MHP 07 Haziran tarihinde 80 milletvekili kazandı, seçimde kazanılan 80 milletvekili her ne kadar partilileri tatmin etmese de çok uzun yıllar sonra AK Parti’nin tek başına iktidara gelecek sayının altına düşmesi dengelerin değişmesi adına olumlu karşılanmıştı.

07 Haziran tarihinden 01 Kasım seçimine gelinceye kadar geçen sürede olup bitenleri buradan tekrarlamanın faydası yok zira her şey zaten kamuoyunun gözü önünde cereyan etti.

01 Kasım tarihinde MHP var olan 80 milletvekilinin yarısını kaybedip 02 Kasım sabahı TBMM’de 40 milletvekili ile kalınca parti tabanında “Artık bu kadar yeter değişim istiyoruz” sesleri en üst perdeden çıkmaya başladı.

O günden sonra Genel başkan adaylığı için yollara düşen 4 isim ile birlikte MHP Genel merkezinin fikirlerini benimseyenlerinde  bir karar vermesi ile ortaya 5 ayrı noktaya çıkan bir yapı çıkmış oldu.

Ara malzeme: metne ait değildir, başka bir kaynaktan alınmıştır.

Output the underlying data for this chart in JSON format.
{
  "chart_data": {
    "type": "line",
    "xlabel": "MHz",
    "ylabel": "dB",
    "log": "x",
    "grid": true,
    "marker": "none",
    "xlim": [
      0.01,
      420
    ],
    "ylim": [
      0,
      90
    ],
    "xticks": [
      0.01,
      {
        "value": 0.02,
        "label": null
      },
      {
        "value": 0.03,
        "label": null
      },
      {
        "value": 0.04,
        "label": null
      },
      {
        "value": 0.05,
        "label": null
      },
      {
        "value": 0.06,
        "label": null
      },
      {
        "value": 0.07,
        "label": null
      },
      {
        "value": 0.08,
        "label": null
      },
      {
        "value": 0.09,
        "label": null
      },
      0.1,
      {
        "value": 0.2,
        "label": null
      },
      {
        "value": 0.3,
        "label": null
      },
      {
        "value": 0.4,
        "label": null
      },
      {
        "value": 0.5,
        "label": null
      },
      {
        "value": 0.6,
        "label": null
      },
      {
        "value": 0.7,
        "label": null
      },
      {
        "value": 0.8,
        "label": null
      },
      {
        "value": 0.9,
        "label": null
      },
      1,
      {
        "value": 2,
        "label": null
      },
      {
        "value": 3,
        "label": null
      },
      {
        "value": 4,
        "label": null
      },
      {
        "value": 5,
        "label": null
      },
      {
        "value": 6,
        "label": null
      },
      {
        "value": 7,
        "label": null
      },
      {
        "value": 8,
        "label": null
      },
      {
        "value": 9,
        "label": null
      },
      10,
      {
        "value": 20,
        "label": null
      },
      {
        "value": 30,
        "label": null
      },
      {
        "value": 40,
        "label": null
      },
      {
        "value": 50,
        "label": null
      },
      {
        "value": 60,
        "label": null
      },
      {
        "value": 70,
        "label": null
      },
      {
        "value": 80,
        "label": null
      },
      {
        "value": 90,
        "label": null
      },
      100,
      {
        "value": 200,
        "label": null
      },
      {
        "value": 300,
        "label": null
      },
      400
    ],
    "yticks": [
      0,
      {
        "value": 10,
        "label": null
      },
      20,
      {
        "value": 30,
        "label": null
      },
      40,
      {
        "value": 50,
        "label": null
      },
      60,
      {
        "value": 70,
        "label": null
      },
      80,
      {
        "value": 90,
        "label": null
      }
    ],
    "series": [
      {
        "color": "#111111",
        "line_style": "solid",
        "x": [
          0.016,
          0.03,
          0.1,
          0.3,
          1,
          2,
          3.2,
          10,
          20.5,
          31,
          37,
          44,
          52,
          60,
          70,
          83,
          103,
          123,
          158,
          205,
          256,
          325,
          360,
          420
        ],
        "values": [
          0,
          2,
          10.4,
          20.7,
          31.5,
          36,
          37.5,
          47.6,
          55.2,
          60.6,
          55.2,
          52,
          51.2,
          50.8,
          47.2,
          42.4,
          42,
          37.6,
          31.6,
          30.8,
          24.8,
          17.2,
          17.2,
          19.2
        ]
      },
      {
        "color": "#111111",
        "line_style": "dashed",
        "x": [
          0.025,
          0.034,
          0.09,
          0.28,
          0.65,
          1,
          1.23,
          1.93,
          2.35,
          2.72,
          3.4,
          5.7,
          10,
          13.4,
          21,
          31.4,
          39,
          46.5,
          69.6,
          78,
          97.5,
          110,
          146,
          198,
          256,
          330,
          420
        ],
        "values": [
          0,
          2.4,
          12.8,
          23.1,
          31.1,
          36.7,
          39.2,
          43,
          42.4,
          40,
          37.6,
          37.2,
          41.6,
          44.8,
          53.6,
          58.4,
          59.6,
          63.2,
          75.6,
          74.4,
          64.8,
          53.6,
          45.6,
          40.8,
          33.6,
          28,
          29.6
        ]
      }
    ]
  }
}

MHP Genel merkezi bir taraftan Olağanüstü Kurultayı öteleyip “Kurultayımız 2018 yılındadır” fikrini partililere benimsetmeye çalışırken diğer taraftan da kendisine muhalif olarak gördüğü isimleri görevden almaya yada parti teşkilatlarını kapatmaya başladı.

İçerisinde bulunduğumuz günlerde daha düne kadar tek parça hallinde bulunan partililer bugün bilebildiğimiz kadarı ile 5 ayrı parçaya bölünmüş durumdadır, Üstelik 5 ayrı parçaya ayrılan partililerin de artık diğer parçaları görmeye kesinlikle tahammülü kalmamıştır.

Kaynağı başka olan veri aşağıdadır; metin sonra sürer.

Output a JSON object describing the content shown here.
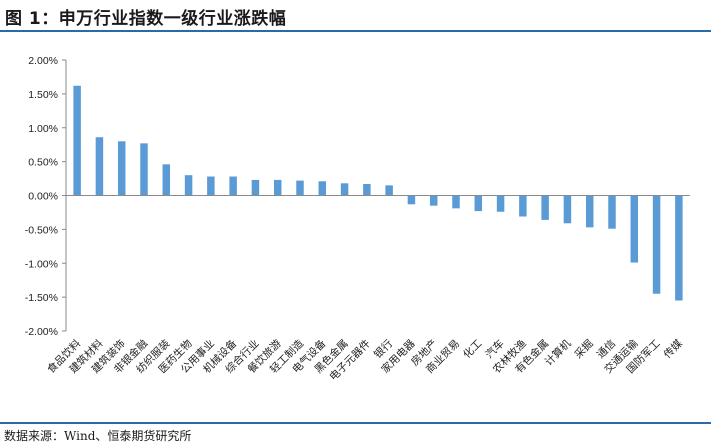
{
  "header": {
    "title": "图 1：申万行业指数一级行业涨跌幅"
  },
  "footer": {
    "source": "数据来源：Wind、恒泰期货研究所"
  },
  "colors": {
    "bar": "#5b9bd5",
    "rule": "#2b6aa9",
    "axis": "#8a8a8a"
  },
  "chart_data": {
    "type": "bar",
    "title": "",
    "xlabel": "",
    "ylabel": "",
    "ylim": [
      -2.0,
      2.0
    ],
    "y_ticks": [
      2.0,
      1.5,
      1.0,
      0.5,
      0.0,
      -0.5,
      -1.0,
      -1.5,
      -2.0
    ],
    "y_tick_labels": [
      "2.00%",
      "1.50%",
      "1.00%",
      "0.50%",
      "0.00%",
      "-0.50%",
      "-1.00%",
      "-1.50%",
      "-2.00%"
    ],
    "grid": false,
    "legend": "none",
    "categories": [
      "食品饮料",
      "建筑材料",
      "建筑装饰",
      "非银金融",
      "纺织服装",
      "医药生物",
      "公用事业",
      "机械设备",
      "综合行业",
      "餐饮旅游",
      "轻工制造",
      "电气设备",
      "黑色金属",
      "电子元器件",
      "银行",
      "家用电器",
      "房地产",
      "商业贸易",
      "化工",
      "汽车",
      "农林牧渔",
      "有色金属",
      "计算机",
      "采掘",
      "通信",
      "交通运输",
      "国防军工",
      "传媒"
    ],
    "values": [
      1.62,
      0.86,
      0.8,
      0.77,
      0.46,
      0.3,
      0.28,
      0.28,
      0.23,
      0.23,
      0.22,
      0.21,
      0.18,
      0.17,
      0.15,
      -0.13,
      -0.15,
      -0.19,
      -0.23,
      -0.24,
      -0.31,
      -0.36,
      -0.41,
      -0.47,
      -0.49,
      -0.99,
      -1.45,
      -1.55
    ]
  }
}
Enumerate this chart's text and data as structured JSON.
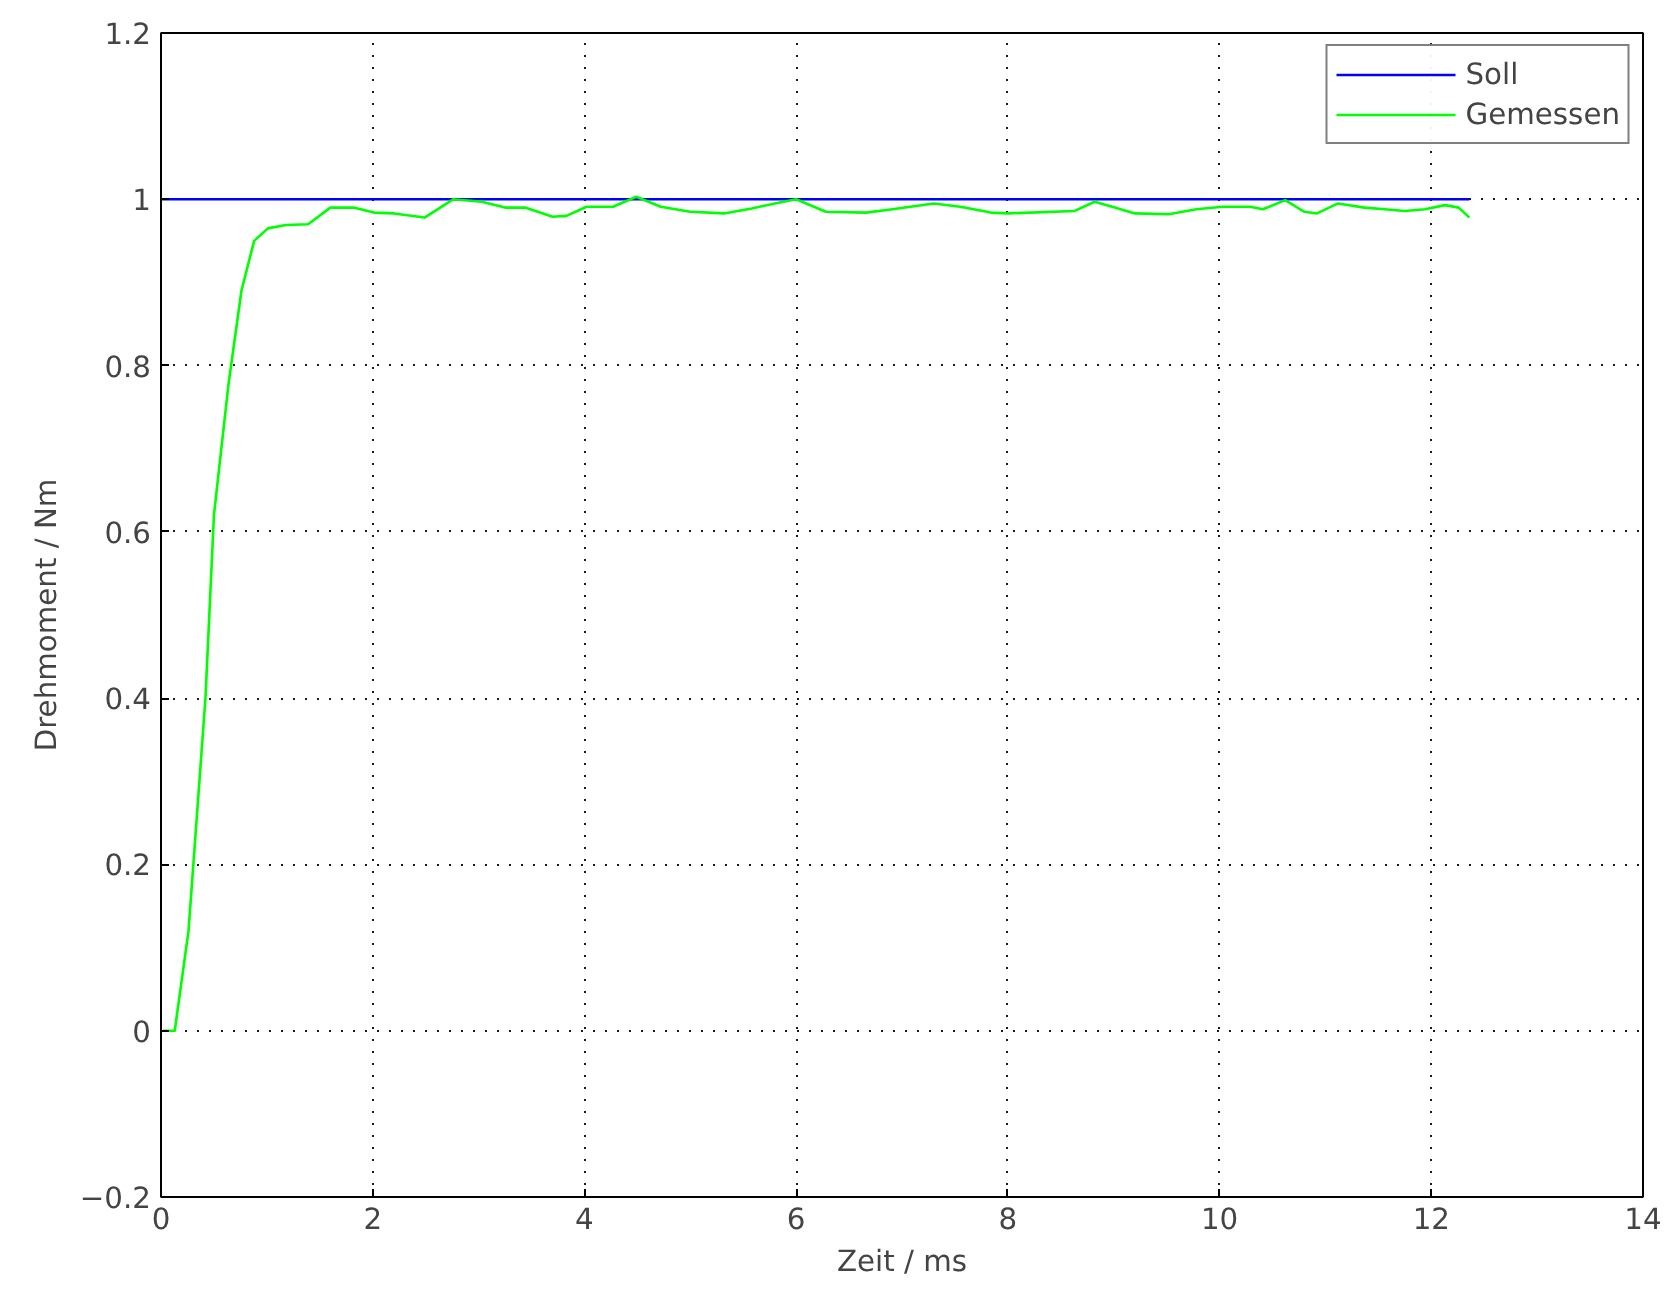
{
  "chart_data": {
    "type": "line",
    "xlabel": "Zeit / ms",
    "ylabel": "Drehmoment / Nm",
    "xlim": [
      0,
      14
    ],
    "ylim": [
      -0.2,
      1.2
    ],
    "xticks": [
      0,
      2,
      4,
      6,
      8,
      10,
      12,
      14
    ],
    "yticks": [
      {
        "value": -0.2,
        "label": "−0.2"
      },
      0,
      0.2,
      0.4,
      0.6,
      0.8,
      1,
      1.2
    ],
    "grid": true,
    "legend": "top right",
    "line_style": "solid",
    "marker": "none",
    "series": [
      {
        "name": "Soll",
        "color": "#0000ff",
        "x": [
          0,
          12.36
        ],
        "values": [
          1,
          1
        ]
      },
      {
        "name": "Gemessen",
        "color": "#00ff00",
        "x": [
          0.02,
          0.13,
          0.26,
          0.42,
          0.5,
          0.64,
          0.76,
          0.88,
          1.01,
          1.18,
          1.39,
          1.6,
          1.82,
          2.01,
          2.2,
          2.49,
          2.76,
          3.03,
          3.25,
          3.44,
          3.7,
          3.83,
          4.02,
          4.27,
          4.49,
          4.72,
          5.0,
          5.32,
          5.58,
          5.8,
          6.0,
          6.28,
          6.66,
          6.91,
          7.3,
          7.55,
          7.84,
          8.0,
          8.63,
          8.82,
          9.01,
          9.2,
          9.52,
          9.78,
          10.03,
          10.29,
          10.41,
          10.62,
          10.8,
          10.92,
          11.12,
          11.37,
          11.56,
          11.75,
          11.94,
          12.13,
          12.26,
          12.36
        ],
        "values": [
          0,
          0,
          0.12,
          0.4,
          0.62,
          0.78,
          0.89,
          0.95,
          0.965,
          0.969,
          0.97,
          0.99,
          0.99,
          0.984,
          0.983,
          0.978,
          1.0,
          0.997,
          0.99,
          0.99,
          0.979,
          0.98,
          0.991,
          0.991,
          1.003,
          0.991,
          0.985,
          0.983,
          0.989,
          0.995,
          1.0,
          0.985,
          0.984,
          0.988,
          0.995,
          0.991,
          0.984,
          0.983,
          0.986,
          0.997,
          0.99,
          0.983,
          0.982,
          0.988,
          0.991,
          0.991,
          0.988,
          0.999,
          0.985,
          0.983,
          0.995,
          0.99,
          0.988,
          0.986,
          0.988,
          0.993,
          0.99,
          0.978
        ]
      }
    ]
  }
}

Son birkaç aya kadar MHP Genel merkezi  görevden almaları yada teşkilatları kapatmaları belli aralıklarla yapıyordu ancak geçtiğimiz günlerde Yargıtay’ın “MHP’de Kurultay yapılabilir” şeklindeki açıklamasından sonra görevden almalar ve teşkilat kapatmalar öylesine hızlı bir hal aldı ki artık takip etmek bile imkansız bir hale geldi.

MHP Genel merkezi önümüzdeki ay itibarı ile artık kaçınılmaz hale gelen Kurultayı Kasım ayındaki genel seçimden hemen sonra yapabilseydi sanıyoruz ki bu kadar büyük tahribat olmayacaktı ancak aylardır devam eden mahkeme süreci ile MHP hiç kimsenin tahmin edemeyeceği kadar ağır yaralar aldı.

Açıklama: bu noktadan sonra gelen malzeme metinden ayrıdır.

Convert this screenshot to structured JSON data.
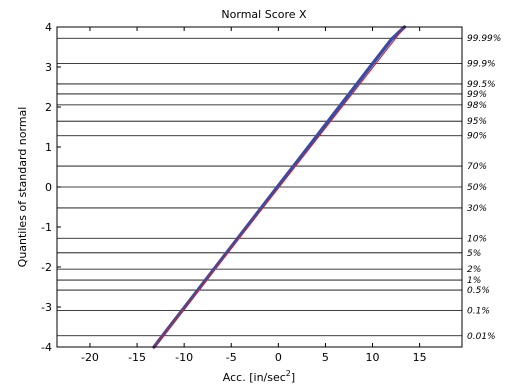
{
  "chart_data": {
    "type": "line",
    "title": "Normal Score X",
    "xlabel_base": "Acc. [in/sec",
    "xlabel_exp": "2",
    "xlabel_tail": "]",
    "ylabel": "Quantiles of standard normal",
    "xlim": [
      -23.5,
      19.5
    ],
    "ylim": [
      -4,
      4
    ],
    "x_ticks": [
      -20,
      -15,
      -10,
      -5,
      0,
      5,
      10,
      15
    ],
    "y_ticks": [
      -4,
      -3,
      -2,
      -1,
      0,
      1,
      2,
      3,
      4
    ],
    "grid": "horizontal lines at probability levels",
    "probability_levels": [
      {
        "label": "99.99%",
        "z": 3.719
      },
      {
        "label": "99.9%",
        "z": 3.09
      },
      {
        "label": "99.5%",
        "z": 2.576
      },
      {
        "label": "99%",
        "z": 2.326
      },
      {
        "label": "98%",
        "z": 2.054
      },
      {
        "label": "95%",
        "z": 1.645
      },
      {
        "label": "90%",
        "z": 1.282
      },
      {
        "label": "70%",
        "z": 0.524
      },
      {
        "label": "50%",
        "z": 0.0
      },
      {
        "label": "30%",
        "z": -0.524
      },
      {
        "label": "10%",
        "z": -1.282
      },
      {
        "label": "5%",
        "z": -1.645
      },
      {
        "label": "2%",
        "z": -2.054
      },
      {
        "label": "1%",
        "z": -2.326
      },
      {
        "label": "0.5%",
        "z": -2.576
      },
      {
        "label": "0.1%",
        "z": -3.09
      },
      {
        "label": "0.01%",
        "z": -3.719
      }
    ],
    "series": [
      {
        "kind": "data",
        "color": "#3a4aa8",
        "x": [
          -13.2,
          -12.0,
          -10.0,
          -8.0,
          -6.0,
          -4.0,
          -2.0,
          0.0,
          2.0,
          4.0,
          6.0,
          8.0,
          10.0,
          12.0,
          13.4
        ],
        "y": [
          -4.0,
          -3.63,
          -3.02,
          -2.41,
          -1.8,
          -1.19,
          -0.58,
          0.03,
          0.64,
          1.25,
          1.86,
          2.47,
          3.08,
          3.69,
          4.0
        ]
      },
      {
        "kind": "reference",
        "color": "#cc2222",
        "x": [
          -13.2,
          13.4
        ],
        "y": [
          -4.0,
          4.0
        ]
      }
    ]
  }
}
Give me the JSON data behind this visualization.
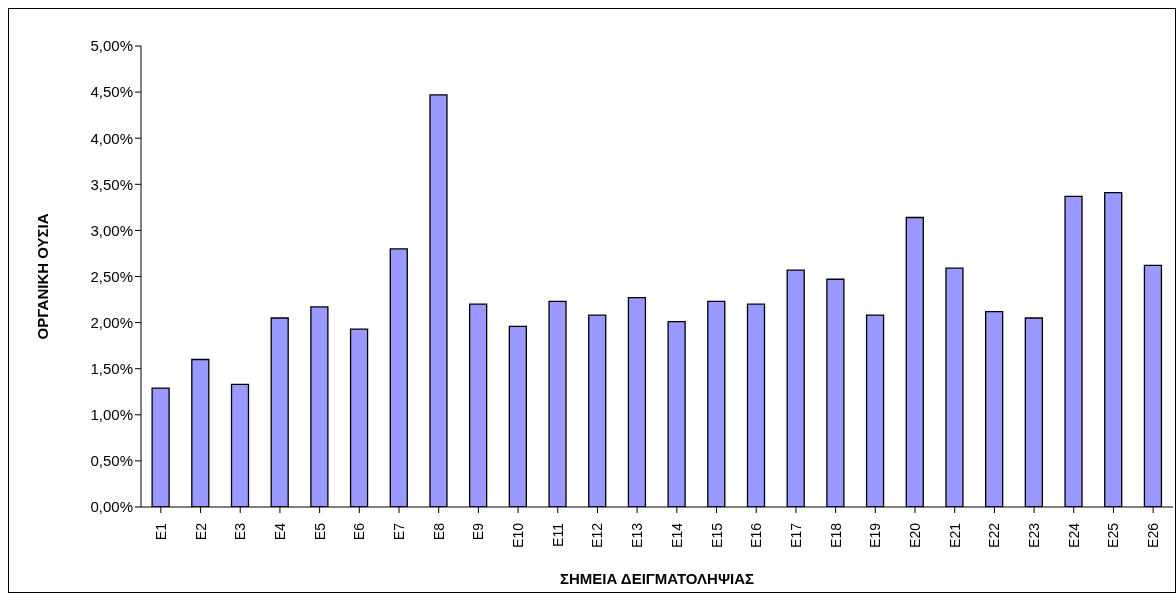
{
  "chart_data": {
    "type": "bar",
    "xlabel": "ΣΗΜΕΙΑ ΔΕΙΓΜΑΤΟΛΗΨΙΑΣ",
    "ylabel": "ΟΡΓΑΝΙΚΗ ΟΥΣΙΑ",
    "categories": [
      "E1",
      "E2",
      "E3",
      "E4",
      "E5",
      "E6",
      "E7",
      "E8",
      "E9",
      "E10",
      "E11",
      "E12",
      "E13",
      "E14",
      "E15",
      "E16",
      "E17",
      "E18",
      "E19",
      "E20",
      "E21",
      "E22",
      "E23",
      "E24",
      "E25",
      "E26"
    ],
    "values": [
      1.29,
      1.6,
      1.33,
      2.05,
      2.17,
      1.93,
      2.8,
      4.47,
      2.2,
      1.96,
      2.23,
      2.08,
      2.27,
      2.01,
      2.23,
      2.2,
      2.57,
      2.47,
      2.08,
      3.14,
      2.59,
      2.12,
      2.05,
      3.37,
      3.41,
      2.62
    ],
    "color": "#9999ff",
    "ylim": [
      0,
      5
    ],
    "yticks": [
      {
        "value": 0,
        "label": "0,00%"
      },
      {
        "value": 0.5,
        "label": "0,50%"
      },
      {
        "value": 1,
        "label": "1,00%"
      },
      {
        "value": 1.5,
        "label": "1,50%"
      },
      {
        "value": 2,
        "label": "2,00%"
      },
      {
        "value": 2.5,
        "label": "2,50%"
      },
      {
        "value": 3,
        "label": "3,00%"
      },
      {
        "value": 3.5,
        "label": "3,50%"
      },
      {
        "value": 4,
        "label": "4,00%"
      },
      {
        "value": 4.5,
        "label": "4,50%"
      },
      {
        "value": 5,
        "label": "5,00%"
      }
    ],
    "grid": false,
    "legend": false
  }
}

Aynı gün içerisinde birbiri ardına herhangi bir il merkezindeki Parti teşkilatlarının nerede ise tamamı kapatılıyor, ilçe yönetimleri görevden alınarak yeni yönetimler atanıyor ve geriye bir sürü kalbi kırık partili bırakıyor.

MHP Kurultayının hangi ayın hangi günü yapılacağı birkaç gün içerisinde belirlenecek, Halen adaylık noktasında yurt gezilerine katılan isimlere yeni isimlerin katılıp katılmayacağını önümüzdeki günlerde göreceğiz, MHP Genel başkanı Devlet Bahçeli her ne kadar “Adayım” diye açıklama yapıyorsa da durumun ne olacağı kısa bir süre netleşmiş olacak.

Ayni il/ilçe yada beldede bir zamanlar omuz omuza siyaset yapmış ülkücülerin şu sırada en az 5 parça halinde hareket ediyor olması bütün partilileri üzüyor ancak Ankara’da siyaset yapanların bu duruma “Dur” diyecekleri yerde yangına benzin ile gitmeleri işin daha da gerginleşmesine vesile oluyor.

Birbiri ardına görevden alınan ilçe başkanı ve yönetimler, kapatılan çok sayıda parti teşkilatlarının yarattığı huzursuzluğun zirvesinde MHP Kurultaya gidiyor, Kurultaydan hangi aday Genel başkan olarak çıkarsa çıksın Kasım ayından itibaren ortaya çıkan parçalanmayı ortadan kaldırabilmesi son derece zor görünüyor.

Umarız şimdilik 5 parçaya bölünen Ülkücü Hareket Kongre salonundan tek parça haline gelmiş bir Birlik ve bütünlük içerisinde  çıkar.